Under the pretense of tidying up my bookshelves, I read my old journals from middle/high today. I only ask two things of my friends and family if I was to die suddenly: 1) Please don't let the horrible state of my bedroom taint your memory of me and 2) throw those damn journals out and for God's sake, don't read them. I said so many things that I didn't really mean. I would throw them out myself, except that I get a sort of grim satisfaction from reading them, and they never fail to make me less anxious about getting older. I don't want to be a teenager again. You certainly couldn't pay me a gazillion dollars and get me to go back to middle school. It's a wonder any of us make it out alive. I was so dramatic, so misunderstood, so troubled.
It's not all bad, those journals. It's interesting to look back at my budding self--the fervent political life of my Governor's School years, the yearning to please my teachers, the self-righteous moralism. (Isn't it nice to be 18 and know EVERYTHING?) Amidst the angst and drama and ridiculousness of my interior life in adolescence, there is, at least towards the end, an astonishing confidence that radiates through it all. Looking back, I always think of what a brave little person I was, and yet all I remember is the fear and doubt.

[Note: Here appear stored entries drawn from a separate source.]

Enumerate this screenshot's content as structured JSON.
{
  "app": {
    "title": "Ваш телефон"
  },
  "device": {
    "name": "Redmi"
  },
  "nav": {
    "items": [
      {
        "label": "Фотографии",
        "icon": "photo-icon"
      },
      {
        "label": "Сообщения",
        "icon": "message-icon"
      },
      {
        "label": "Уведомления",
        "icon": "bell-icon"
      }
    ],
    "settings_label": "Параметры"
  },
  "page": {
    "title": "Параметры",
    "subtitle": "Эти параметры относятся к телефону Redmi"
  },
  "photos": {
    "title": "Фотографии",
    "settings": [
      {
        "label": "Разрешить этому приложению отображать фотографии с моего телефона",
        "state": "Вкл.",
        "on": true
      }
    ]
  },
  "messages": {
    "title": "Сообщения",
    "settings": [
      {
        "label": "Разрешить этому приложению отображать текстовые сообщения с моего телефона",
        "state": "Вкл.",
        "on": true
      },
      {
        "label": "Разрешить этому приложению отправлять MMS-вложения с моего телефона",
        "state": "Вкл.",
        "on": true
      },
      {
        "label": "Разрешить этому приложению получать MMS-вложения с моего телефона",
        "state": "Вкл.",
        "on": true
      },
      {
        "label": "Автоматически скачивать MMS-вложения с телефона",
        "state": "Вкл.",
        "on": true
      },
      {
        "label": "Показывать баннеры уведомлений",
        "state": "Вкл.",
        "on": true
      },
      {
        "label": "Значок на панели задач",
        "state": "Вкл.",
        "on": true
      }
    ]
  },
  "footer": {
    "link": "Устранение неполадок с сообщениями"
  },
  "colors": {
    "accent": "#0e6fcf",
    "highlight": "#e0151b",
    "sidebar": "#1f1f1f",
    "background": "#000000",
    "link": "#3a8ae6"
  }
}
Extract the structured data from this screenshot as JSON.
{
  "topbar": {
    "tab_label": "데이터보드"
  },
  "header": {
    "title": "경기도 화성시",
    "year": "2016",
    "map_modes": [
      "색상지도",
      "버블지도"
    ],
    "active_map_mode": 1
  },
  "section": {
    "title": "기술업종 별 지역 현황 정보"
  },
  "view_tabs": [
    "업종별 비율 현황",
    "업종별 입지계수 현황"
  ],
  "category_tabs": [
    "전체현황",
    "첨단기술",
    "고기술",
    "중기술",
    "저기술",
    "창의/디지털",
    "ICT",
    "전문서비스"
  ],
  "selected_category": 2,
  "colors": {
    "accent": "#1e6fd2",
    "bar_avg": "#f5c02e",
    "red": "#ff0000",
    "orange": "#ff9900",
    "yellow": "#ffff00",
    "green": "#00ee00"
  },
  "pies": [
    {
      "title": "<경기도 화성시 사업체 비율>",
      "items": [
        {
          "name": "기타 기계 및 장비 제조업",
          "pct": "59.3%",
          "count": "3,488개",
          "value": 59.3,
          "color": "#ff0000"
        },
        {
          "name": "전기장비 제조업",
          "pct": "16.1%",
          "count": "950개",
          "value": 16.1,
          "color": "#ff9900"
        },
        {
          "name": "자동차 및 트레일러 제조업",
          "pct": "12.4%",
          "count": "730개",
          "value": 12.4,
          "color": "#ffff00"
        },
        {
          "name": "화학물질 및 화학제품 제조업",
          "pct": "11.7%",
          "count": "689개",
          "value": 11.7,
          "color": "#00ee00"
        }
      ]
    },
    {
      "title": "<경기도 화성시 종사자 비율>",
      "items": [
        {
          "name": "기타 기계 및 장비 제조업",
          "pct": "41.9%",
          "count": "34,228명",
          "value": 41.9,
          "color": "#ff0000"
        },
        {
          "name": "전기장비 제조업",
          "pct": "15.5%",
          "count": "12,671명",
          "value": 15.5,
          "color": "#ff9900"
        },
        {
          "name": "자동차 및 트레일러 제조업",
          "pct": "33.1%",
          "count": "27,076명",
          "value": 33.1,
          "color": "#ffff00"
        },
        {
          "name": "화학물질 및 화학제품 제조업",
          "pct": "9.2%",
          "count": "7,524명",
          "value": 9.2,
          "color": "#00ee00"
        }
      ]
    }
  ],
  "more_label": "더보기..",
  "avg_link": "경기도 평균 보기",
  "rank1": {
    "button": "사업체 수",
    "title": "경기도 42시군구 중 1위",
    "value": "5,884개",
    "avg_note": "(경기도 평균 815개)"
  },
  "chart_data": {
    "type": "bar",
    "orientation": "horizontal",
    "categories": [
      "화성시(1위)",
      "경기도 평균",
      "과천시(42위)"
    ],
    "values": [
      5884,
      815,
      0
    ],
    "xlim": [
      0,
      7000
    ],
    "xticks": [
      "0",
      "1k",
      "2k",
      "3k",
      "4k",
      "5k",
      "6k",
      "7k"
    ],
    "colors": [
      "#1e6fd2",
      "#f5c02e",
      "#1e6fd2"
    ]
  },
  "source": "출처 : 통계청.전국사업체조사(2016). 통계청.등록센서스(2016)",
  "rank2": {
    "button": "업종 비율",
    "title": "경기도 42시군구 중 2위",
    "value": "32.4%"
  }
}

I will be a quarter of a century old on Friday. I think that getting older doesn't bother me as much as it used to now that I have resigned myself to the fact that deep down I will never feel all that different from my ten-year-old self. We carry our child-selves with us forever. There is no real adulthood cut off and distinguished from our childhood. We carry many of the same desires, the same fears, the same strengths, the same insecurities. We never really put away all our childish things. We just learn to articulate them better and to ignore them when needed.